Set a threshold value below and run the cell to see the resulting

In [None]:
threshold = 0.70  # the cutoff point for 🦘

# code for displaying the ROC curve
import numpy as np
import matplotlib.pyplot as plt
from sklearn.metrics import confusion_matrix, roc_curve, RocCurveDisplay, auc
from jupyterthemes import jtplot
import warnings
warnings.simplefilter(action='ignore', category=FutureWarning)
jtplot.style(context='poster', fscale=1.4, gridlines='--')

y_truth = ['🦘', '🦘', '🦘', '🦘', '🦘', '🦘', '🦘', '🦘', '🦘', '🦘', '🏭', '🦘', '🏭', '🦘', '🏭', '🦘', '🏭', '🦘', '🏭', '🦘', '🏭', '🏭', '🏭', '🏭', '🏭', '🏭', '🏭', '🏭', '🏭', '🏭']
predictions = [ 0.95, 0.925, 0.90, 0.875, 0.85, 0.825, 0.80, 0.775, 0.750, 0.725, 0.7, 0.675, 0.65, 0.625, 0.6, 0.575, 0.55, 0.525, 0.50, 0.475, 0.45, 0.425, 0.4, 0.375, 0.35, 0.3, 0.275, 0.25, 0.225, 0.2 ]
choice_at_threshold = ['🦘' if i >= threshold else '🏭' for i in predictions]
true_kangaroo = [i == j and i == '🦘' for i, j in zip(y_truth, choice_at_threshold)]
true_factory = [i == j and i == '🏭' for i,j in zip(y_truth, choice_at_threshold)]
false_kangaroo = [i != j and i == '🦘' for i,j in zip(y_truth, choice_at_threshold)]
false_factory = [i != j and i == '🏭' for i,j in zip(y_truth, choice_at_threshold)]
true_kangaroo_ratio = np.sum(true_kangaroo)/(np.sum(true_kangaroo)+np.sum(false_factory))
false_kangaroo_ratio = np.sum(false_kangaroo)/(np.sum(true_factory)+np.sum(false_kangaroo))

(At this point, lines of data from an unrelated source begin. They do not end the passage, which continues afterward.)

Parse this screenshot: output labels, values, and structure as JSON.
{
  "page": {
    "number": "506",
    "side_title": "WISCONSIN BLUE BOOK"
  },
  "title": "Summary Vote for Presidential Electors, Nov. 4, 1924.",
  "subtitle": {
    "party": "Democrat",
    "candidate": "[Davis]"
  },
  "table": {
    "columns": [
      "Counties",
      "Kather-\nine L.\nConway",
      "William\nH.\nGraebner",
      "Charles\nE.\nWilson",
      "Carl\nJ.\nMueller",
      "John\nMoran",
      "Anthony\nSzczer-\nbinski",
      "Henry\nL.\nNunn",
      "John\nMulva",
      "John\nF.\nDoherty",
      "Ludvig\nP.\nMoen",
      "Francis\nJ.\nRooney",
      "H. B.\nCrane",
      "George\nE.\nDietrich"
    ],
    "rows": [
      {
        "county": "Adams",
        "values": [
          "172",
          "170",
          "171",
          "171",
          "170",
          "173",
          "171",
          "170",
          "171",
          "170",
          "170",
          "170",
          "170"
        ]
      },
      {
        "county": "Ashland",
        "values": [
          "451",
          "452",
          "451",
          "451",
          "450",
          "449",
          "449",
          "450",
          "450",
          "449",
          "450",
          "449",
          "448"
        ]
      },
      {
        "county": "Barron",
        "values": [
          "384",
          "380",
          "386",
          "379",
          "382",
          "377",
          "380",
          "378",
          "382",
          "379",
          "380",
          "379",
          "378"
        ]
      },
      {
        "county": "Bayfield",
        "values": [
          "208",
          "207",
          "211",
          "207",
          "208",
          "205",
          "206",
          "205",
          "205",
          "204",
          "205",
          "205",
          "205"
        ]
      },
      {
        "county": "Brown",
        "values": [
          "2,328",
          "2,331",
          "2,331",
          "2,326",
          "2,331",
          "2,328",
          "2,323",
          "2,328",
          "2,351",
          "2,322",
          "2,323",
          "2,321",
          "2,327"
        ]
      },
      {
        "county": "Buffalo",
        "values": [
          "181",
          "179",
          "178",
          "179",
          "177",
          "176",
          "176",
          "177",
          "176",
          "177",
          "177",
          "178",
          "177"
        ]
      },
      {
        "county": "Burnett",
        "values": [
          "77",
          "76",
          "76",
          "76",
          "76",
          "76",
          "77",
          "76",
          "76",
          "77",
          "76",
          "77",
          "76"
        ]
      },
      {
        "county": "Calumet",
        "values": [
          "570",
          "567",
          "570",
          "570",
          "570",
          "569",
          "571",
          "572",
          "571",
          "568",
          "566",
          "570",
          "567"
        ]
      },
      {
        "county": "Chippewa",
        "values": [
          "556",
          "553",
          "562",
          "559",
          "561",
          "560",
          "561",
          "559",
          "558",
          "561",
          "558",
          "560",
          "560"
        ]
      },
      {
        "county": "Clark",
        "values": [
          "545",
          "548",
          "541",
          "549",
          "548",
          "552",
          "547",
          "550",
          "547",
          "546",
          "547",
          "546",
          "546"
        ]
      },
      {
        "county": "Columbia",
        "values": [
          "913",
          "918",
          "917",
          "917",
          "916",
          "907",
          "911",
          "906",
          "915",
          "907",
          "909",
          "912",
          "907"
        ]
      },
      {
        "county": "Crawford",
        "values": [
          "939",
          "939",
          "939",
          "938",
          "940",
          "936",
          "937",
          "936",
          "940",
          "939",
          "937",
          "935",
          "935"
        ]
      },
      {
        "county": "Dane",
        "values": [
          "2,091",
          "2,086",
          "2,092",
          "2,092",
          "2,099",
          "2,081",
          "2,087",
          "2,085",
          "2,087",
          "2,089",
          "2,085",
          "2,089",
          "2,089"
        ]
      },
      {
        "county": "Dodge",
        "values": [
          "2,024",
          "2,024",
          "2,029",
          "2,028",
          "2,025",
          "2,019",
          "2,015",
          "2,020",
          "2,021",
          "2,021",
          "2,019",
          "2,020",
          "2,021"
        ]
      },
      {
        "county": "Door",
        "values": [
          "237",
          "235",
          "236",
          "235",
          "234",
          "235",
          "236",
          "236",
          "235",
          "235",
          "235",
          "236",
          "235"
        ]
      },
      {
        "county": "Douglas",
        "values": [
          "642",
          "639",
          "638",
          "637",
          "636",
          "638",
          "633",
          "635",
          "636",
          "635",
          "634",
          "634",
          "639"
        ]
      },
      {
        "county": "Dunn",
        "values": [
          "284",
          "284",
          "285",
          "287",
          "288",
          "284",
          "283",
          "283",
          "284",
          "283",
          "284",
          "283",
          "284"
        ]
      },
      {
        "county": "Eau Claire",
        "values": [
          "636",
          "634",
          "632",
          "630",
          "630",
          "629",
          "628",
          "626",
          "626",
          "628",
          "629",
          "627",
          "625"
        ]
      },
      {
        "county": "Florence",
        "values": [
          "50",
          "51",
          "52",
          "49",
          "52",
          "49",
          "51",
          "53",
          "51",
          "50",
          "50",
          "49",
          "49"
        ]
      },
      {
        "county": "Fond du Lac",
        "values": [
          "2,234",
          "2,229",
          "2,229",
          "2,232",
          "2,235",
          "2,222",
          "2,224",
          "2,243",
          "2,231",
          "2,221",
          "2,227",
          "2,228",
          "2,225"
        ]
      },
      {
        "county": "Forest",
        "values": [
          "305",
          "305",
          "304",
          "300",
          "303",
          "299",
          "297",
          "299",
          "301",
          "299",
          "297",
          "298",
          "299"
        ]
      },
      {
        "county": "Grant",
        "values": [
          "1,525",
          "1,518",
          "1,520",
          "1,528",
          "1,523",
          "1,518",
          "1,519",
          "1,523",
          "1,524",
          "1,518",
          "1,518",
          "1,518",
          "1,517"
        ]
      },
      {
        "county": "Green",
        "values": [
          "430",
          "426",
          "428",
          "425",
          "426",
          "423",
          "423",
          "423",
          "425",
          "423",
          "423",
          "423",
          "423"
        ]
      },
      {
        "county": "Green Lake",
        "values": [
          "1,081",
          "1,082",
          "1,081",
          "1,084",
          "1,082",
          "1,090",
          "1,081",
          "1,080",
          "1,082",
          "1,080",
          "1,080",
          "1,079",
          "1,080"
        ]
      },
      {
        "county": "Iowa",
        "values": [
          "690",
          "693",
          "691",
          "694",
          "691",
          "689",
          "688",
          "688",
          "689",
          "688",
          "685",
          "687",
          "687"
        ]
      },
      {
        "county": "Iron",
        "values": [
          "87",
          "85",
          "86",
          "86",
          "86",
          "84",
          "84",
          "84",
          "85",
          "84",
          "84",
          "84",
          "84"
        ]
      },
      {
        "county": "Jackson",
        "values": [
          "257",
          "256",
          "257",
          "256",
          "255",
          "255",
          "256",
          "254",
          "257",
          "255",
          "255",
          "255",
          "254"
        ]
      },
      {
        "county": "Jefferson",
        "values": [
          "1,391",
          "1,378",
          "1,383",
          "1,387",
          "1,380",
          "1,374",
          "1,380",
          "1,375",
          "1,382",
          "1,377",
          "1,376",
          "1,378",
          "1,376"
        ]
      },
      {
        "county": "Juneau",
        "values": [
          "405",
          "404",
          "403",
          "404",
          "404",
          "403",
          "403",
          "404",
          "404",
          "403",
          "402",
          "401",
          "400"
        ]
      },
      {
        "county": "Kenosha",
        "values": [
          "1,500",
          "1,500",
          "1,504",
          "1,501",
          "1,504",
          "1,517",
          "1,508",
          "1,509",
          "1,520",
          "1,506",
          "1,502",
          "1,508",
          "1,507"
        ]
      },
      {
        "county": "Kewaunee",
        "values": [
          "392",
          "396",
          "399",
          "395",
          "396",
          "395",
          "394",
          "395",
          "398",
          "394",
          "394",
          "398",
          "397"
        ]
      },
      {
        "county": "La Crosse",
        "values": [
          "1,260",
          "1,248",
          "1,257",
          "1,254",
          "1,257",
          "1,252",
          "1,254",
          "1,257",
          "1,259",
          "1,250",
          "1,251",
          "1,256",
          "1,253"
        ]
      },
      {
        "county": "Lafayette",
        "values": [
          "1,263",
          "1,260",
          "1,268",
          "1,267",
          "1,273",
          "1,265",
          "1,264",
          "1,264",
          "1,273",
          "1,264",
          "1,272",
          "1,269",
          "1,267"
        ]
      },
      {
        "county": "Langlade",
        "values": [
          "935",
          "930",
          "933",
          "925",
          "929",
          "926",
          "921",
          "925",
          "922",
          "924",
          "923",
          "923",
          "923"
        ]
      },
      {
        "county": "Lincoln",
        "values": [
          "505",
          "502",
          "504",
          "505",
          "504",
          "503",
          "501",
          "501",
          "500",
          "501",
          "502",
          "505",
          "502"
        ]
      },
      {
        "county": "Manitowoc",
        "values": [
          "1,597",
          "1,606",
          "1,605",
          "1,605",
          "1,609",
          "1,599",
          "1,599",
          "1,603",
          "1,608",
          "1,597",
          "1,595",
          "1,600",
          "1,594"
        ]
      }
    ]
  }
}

fpr, tpr, thresholds = roc_curve(y_truth, predictions, pos_label='🦘')
display = RocCurveDisplay(fpr, tpr, roc_auc=auc(fpr, tpr))
display.plot()
plt.plot(false_kangaroo_ratio, true_kangaroo_ratio, 'yo', label='point for threshold choice')
plt.title("Kangaroo vs Factory ROC")
plt.legend()
plt.show()

Running the next cell will show an array of threshold values where the first entry will assume everything is a factory 🏭, and the last entry will assume everything is a kangaroo 🦘. Try setting your threshold value to a one of these and see where it lands on the ROC curve.

In [None]:
print(thresholds)

Run the cell below to see the confusion matrix for your threshold choice.

The confusion matrix will print like this:
```python
[[TP, FP]
 [FN, TN]]
```

In [None]:
tn, fp, fn, tp = confusion_matrix(y_truth, choice_at_threshold).ravel()
cm = np.asarray([[tp, fp], [fn, tn]])
print(f'Confusion matrix at threshold value {threshold}:')
print()
print(cm)

What happened when we changed the threshold? What real world impact could this have?